To me, this series felt like it was inspired by the series I grew up with but also stood on its on. It was distinctly Asian American and female-centered. Women's perspectives and desires were taken seriously, European colonialism nostalgia was criticized, and white males were mostly non-existent or treated as a joke.
My favorite thing about media are those that showcase characters from different ages and backgrounds. It's why I tend to prefer a lot of media from the 90s and 00s.

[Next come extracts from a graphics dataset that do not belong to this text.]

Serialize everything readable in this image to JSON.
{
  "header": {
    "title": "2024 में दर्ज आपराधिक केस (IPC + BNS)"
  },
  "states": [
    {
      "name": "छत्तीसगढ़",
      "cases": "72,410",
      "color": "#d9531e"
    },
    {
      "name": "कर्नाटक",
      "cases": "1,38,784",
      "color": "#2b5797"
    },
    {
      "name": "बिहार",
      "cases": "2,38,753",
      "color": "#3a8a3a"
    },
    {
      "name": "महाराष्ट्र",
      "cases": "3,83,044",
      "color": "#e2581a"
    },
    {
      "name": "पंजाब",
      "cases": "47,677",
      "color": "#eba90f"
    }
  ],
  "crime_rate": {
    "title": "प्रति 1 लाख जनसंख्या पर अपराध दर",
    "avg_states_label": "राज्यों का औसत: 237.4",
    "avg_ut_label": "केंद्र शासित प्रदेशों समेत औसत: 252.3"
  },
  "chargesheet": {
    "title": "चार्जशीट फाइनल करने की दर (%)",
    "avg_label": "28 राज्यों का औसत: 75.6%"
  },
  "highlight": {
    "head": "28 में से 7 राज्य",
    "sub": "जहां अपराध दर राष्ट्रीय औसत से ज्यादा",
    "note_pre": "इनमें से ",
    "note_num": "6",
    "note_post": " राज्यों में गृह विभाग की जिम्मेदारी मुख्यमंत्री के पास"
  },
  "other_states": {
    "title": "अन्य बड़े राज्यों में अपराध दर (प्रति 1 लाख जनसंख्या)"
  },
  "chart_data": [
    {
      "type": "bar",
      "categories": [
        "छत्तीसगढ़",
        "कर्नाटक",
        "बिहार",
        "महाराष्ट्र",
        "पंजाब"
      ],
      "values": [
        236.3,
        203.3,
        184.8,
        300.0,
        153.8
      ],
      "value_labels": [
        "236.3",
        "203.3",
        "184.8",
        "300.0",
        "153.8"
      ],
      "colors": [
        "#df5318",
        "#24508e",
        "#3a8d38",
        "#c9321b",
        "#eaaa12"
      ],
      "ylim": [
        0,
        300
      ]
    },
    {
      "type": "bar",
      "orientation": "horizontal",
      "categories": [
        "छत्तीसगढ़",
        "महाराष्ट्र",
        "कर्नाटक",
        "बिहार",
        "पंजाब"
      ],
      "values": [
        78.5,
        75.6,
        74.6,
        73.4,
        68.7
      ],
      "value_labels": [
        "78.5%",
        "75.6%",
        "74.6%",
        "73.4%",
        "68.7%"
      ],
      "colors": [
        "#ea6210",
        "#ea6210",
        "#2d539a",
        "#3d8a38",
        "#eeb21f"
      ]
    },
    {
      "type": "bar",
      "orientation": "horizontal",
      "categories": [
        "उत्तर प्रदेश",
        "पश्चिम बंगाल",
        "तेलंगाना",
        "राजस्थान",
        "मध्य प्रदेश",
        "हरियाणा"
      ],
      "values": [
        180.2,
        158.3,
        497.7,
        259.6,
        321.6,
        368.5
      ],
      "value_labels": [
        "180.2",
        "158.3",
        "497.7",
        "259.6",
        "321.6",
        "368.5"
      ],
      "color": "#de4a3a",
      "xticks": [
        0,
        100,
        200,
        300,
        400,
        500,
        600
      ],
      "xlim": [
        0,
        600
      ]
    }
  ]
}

Before I was conscious of its political weight, I enjoyed diversity in media by the mere fact that seeing people who looked, acted, and spoken distinctly from one another come together for a common goal was a fun and exciting narrative.
I'm happy that Jentry Chau vs. the Underworld, in its thirteen episode run, made me relieve that nostalgia through its diverse cast while also carrying it forward with a strong focus on its female characters in a post-2020 setting. I had a grand ol' time and highly recommend it.
If you know any cool analysis of series, I would love to know about it. Thanks for reading!
Related Recommendations
- Games: Butterfly Soup and Butterfly Soup 2 for more stories about Asian American girls. Theses ones are very gay.
- Anime: Girls Band Cry and Jellyfish Can't Swim in the Night for more socially-awkward and opinionated young women who were put through the ringer called life and continue to make art while looking stylish about it.
- Movies: K-Pop Demon Hunters for its focus on Korean culture and all-female demon fighting main cast.